Never before had Arbaces ventured so far, yet he felt his ground step by step: he knew that he uttered a language which, if at this day of affected platonisms it would speak unequivocally to the ears of beauty, was at that time strange and unfamiliar, to which no precise idea could be attached, from which he could imperceptibly advance or recede, as occasion suited, as hope encouraged or fear deterred.
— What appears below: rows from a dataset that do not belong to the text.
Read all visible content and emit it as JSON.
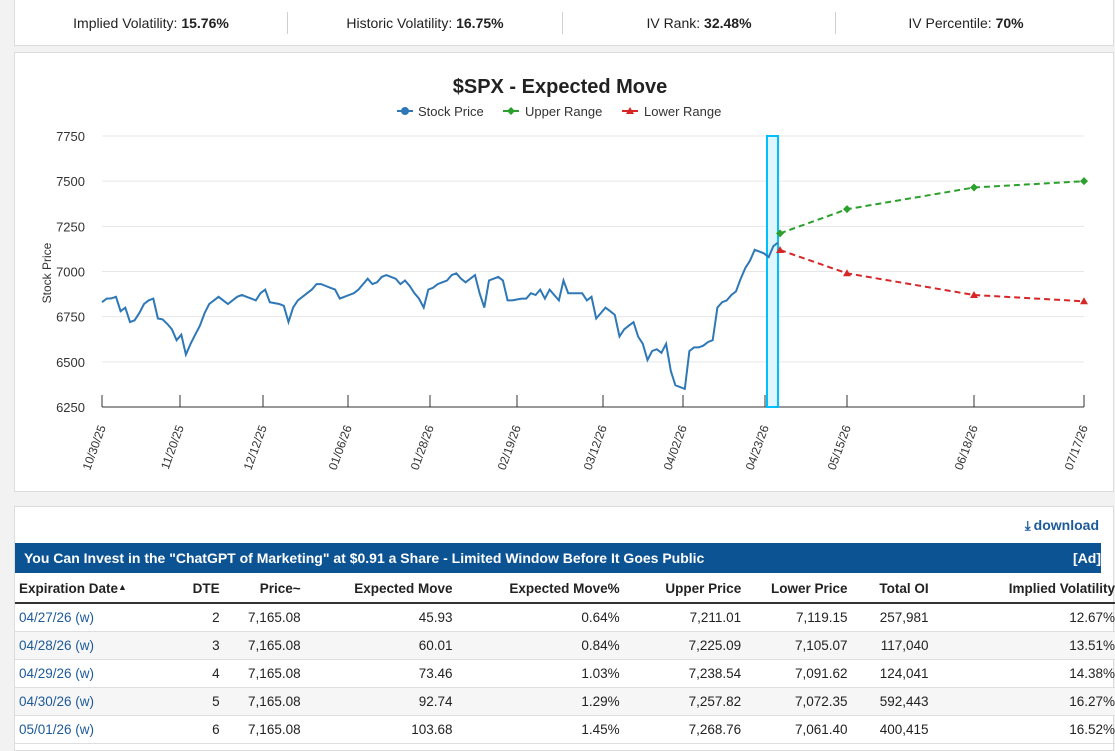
{
  "stats": [
    {
      "label": "Implied Volatility:",
      "value": "15.76%"
    },
    {
      "label": "Historic Volatility:",
      "value": "16.75%"
    },
    {
      "label": "IV Rank:",
      "value": "32.48%"
    },
    {
      "label": "IV Percentile:",
      "value": "70%"
    }
  ],
  "chart": {
    "title": "$SPX - Expected Move",
    "ylabel": "Stock Price",
    "legend": [
      "Stock Price",
      "Upper Range",
      "Lower Range"
    ]
  },
  "chart_data": {
    "type": "line",
    "title": "$SPX - Expected Move",
    "ylabel": "Stock Price",
    "xlabel": "",
    "ylim": [
      6250,
      7750
    ],
    "yticks": [
      6250,
      6500,
      6750,
      7000,
      7250,
      7500,
      7750
    ],
    "xticks": [
      "10/30/25",
      "11/20/25",
      "12/12/25",
      "01/06/26",
      "01/28/26",
      "02/19/26",
      "03/12/26",
      "04/02/26",
      "04/23/26",
      "05/15/26",
      "06/18/26",
      "07/17/26"
    ],
    "legend_position": "top-center",
    "colors": {
      "stock": "#2e78b7",
      "upper": "#2ca02c",
      "lower": "#d62728",
      "highlight": "#00bfff"
    },
    "series": [
      {
        "name": "Stock Price",
        "values": [
          6830,
          6850,
          6851,
          6860,
          6780,
          6800,
          6720,
          6730,
          6770,
          6820,
          6840,
          6850,
          6740,
          6735,
          6710,
          6680,
          6620,
          6650,
          6540,
          6600,
          6650,
          6700,
          6770,
          6820,
          6840,
          6860,
          6840,
          6820,
          6840,
          6860,
          6870,
          6860,
          6850,
          6840,
          6880,
          6900,
          6830,
          6825,
          6820,
          6810,
          6720,
          6800,
          6840,
          6860,
          6880,
          6900,
          6930,
          6930,
          6920,
          6910,
          6900,
          6850,
          6860,
          6870,
          6880,
          6900,
          6930,
          6960,
          6930,
          6940,
          6970,
          6980,
          6970,
          6960,
          6930,
          6950,
          6920,
          6880,
          6850,
          6800,
          6900,
          6910,
          6930,
          6940,
          6950,
          6980,
          6990,
          6960,
          6940,
          6960,
          6980,
          6880,
          6800,
          6950,
          6960,
          6970,
          6950,
          6840,
          6840,
          6845,
          6850,
          6850,
          6880,
          6870,
          6900,
          6850,
          6900,
          6870,
          6840,
          6950,
          6880,
          6880,
          6880,
          6880,
          6840,
          6860,
          6740,
          6770,
          6800,
          6780,
          6760,
          6640,
          6680,
          6700,
          6720,
          6640,
          6600,
          6510,
          6560,
          6570,
          6550,
          6600,
          6450,
          6370,
          6360,
          6350,
          6560,
          6580,
          6580,
          6590,
          6610,
          6620,
          6800,
          6830,
          6840,
          6870,
          6890,
          6960,
          7020,
          7060,
          7120,
          7110,
          7100,
          7080,
          7140,
          7160
        ]
      },
      {
        "name": "Upper Range",
        "x": [
          "04/24/26",
          "05/15/26",
          "06/18/26",
          "07/17/26"
        ],
        "values": [
          7211,
          7345,
          7465,
          7500
        ]
      },
      {
        "name": "Lower Range",
        "x": [
          "04/24/26",
          "05/15/26",
          "06/18/26",
          "07/17/26"
        ],
        "values": [
          7119,
          6990,
          6870,
          6835
        ]
      }
    ]
  },
  "download": {
    "label": "download"
  },
  "ad": {
    "text": "You Can Invest in the \"ChatGPT of Marketing\" at $0.91 a Share - Limited Window Before It Goes Public",
    "tag": "[Ad]"
  },
  "table": {
    "headers": [
      "Expiration Date",
      "DTE",
      "Price~",
      "Expected Move",
      "Expected Move%",
      "Upper Price",
      "Lower Price",
      "Total OI",
      "Implied Volatility"
    ],
    "sort_indicator": "▲",
    "rows": [
      [
        "04/27/26 (w)",
        "2",
        "7,165.08",
        "45.93",
        "0.64%",
        "7,211.01",
        "7,119.15",
        "257,981",
        "12.67%"
      ],
      [
        "04/28/26 (w)",
        "3",
        "7,165.08",
        "60.01",
        "0.84%",
        "7,225.09",
        "7,105.07",
        "117,040",
        "13.51%"
      ],
      [
        "04/29/26 (w)",
        "4",
        "7,165.08",
        "73.46",
        "1.03%",
        "7,238.54",
        "7,091.62",
        "124,041",
        "14.38%"
      ],
      [
        "04/30/26 (w)",
        "5",
        "7,165.08",
        "92.74",
        "1.29%",
        "7,257.82",
        "7,072.35",
        "592,443",
        "16.27%"
      ],
      [
        "05/01/26 (w)",
        "6",
        "7,165.08",
        "103.68",
        "1.45%",
        "7,268.76",
        "7,061.40",
        "400,415",
        "16.52%"
      ]
    ]
  }
}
Ione trembled, though she knew not why; her veil hid her features, and masked an expression, which, if seen by the Egyptian, would have at once damped and enraged him; in fact, he never was more displeasing to her--the harmonious modulation of the most suasive voice that ever disguised unhallowed thought fell discordantly on her ear. Her whole soul was still filled with the image of Glaucus; and the accent of tenderness from another only revolted and dismayed; yet she did not conceive that any passion more ardent than that platonism which Arbaces expressed lurked beneath his words. She thought that he, in truth, spoke only of the affection and sympathy of the soul; but was it not precisely that affection and that sympathy which had made a part of those emotions she felt for Glaucus; and could any other footstep than his approach the haunted adytum of her heart?